A method to improve clustering ensembles of datasets, called WETU, is presented in this paper. The current clustering ensemble methods use measurements, such as the weighted connection-triple (WCT), the weighted triple-quality (WTQ), and the combined similarity measure (CSM), which combines WCT and WTQ, to quantify the relations among data points within a cluster. The proposed method additionally considers the relations among the clusters, so that the resultant clusters are more accurate, stable, and meaningful.
The general method for clustering ensembles works as follows. A base algorithm, such as k-means, is used first to cluster the raw data with different sets of initialization conditions, each of which results in a different collection of clusters. Then, a link analysis is performed among the resultant collection of clusters. Here “links” refer to the relations among the clusters with the same initial condition (one run) and with different conditions (different runs). Within a run, because of the hard clustering (that is, one data point belongs to only one cluster), there is no explicit link among different clusters. WETU measures the similarity between two clusters based on their common neighboring clusters in different runs.

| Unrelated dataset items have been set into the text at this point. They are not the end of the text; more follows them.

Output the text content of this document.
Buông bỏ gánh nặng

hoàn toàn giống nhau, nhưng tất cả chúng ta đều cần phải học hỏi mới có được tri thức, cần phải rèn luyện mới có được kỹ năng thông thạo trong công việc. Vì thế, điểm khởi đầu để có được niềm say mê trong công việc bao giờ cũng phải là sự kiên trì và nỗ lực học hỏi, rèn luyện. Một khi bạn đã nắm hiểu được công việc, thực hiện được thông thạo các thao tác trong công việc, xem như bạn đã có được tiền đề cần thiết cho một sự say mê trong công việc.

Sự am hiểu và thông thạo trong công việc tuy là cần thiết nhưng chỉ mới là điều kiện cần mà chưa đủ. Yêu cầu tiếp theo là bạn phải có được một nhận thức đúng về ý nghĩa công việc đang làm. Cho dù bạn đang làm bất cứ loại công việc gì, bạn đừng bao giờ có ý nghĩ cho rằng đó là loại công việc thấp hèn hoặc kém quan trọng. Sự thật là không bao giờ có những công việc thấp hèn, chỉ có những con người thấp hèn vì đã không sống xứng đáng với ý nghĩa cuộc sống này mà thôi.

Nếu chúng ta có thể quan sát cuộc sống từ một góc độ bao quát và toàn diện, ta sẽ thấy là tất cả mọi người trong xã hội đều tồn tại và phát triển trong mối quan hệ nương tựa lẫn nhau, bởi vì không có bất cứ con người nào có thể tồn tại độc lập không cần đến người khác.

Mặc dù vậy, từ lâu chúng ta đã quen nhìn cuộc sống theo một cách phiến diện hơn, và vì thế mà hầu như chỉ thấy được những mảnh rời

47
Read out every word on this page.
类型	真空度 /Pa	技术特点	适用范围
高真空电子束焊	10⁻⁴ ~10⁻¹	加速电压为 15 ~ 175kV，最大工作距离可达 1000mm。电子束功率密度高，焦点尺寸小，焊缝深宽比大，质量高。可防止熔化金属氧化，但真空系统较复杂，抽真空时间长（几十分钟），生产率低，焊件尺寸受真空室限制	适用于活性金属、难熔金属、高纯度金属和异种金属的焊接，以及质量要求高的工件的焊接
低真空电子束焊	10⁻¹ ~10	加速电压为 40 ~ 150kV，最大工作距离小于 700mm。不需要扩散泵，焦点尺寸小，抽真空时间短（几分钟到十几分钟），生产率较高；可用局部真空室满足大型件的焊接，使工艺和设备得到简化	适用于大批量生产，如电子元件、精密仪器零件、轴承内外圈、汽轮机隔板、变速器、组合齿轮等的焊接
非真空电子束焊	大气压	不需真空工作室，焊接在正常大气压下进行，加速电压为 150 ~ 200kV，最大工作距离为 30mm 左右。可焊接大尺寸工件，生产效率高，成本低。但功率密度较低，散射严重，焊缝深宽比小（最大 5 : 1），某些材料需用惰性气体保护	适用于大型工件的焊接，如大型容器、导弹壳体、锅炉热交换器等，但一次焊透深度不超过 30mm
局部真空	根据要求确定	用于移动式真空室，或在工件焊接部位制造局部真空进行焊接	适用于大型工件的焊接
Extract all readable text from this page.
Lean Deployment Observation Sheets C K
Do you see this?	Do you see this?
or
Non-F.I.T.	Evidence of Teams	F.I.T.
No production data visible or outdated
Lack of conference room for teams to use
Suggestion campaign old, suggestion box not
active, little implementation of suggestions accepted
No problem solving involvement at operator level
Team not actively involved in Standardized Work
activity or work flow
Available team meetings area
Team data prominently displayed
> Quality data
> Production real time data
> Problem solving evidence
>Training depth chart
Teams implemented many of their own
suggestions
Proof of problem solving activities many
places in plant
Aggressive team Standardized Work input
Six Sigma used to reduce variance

Specifically, WETU measures the relation between any two clusters X and Y as a fraction f(X,Y,Z)/g(X,Y,Z), assuming cluster Z has links to both X and Y. The enumerator contains as a main factor the number of weighted links between (X,Y), and (Y,Z). The denominator measures the weighted links between Z and the rest of the collection. The larger the value of the enumerator, the more “common” elements between X and Y; the larger the denominator, the lesser the contribution of cluster Z in terms of the commonality between X and Y. The novelty of WETU is its ability to measure commonality based on the neighbors of clusters that do not have direct common points.
The authors used six datasets, two synthetic and four real, to compare the different methods. The sizes of datasets vary from 150 data points to 2,500 data points, with a range of 10 to 60 features. The methods being compared include k-means clustering (KMC), base clustering I, CSM + global k-means clustering (CSM+GKMC), WTU+GKMC, and WETU+GKMC. The measurements of comparison are clustering accuracy (CA) and normalized mutual information (NMI). All results indicate that WETU outperforms the other methods.
In summary, this work introduces a new and effective method to manage clustering ensembles. WETU offers a different perspective for researchers in the clustering ensemble area. The contribution is significant, but the writing of the paper could have been improved to more effectively convey the information.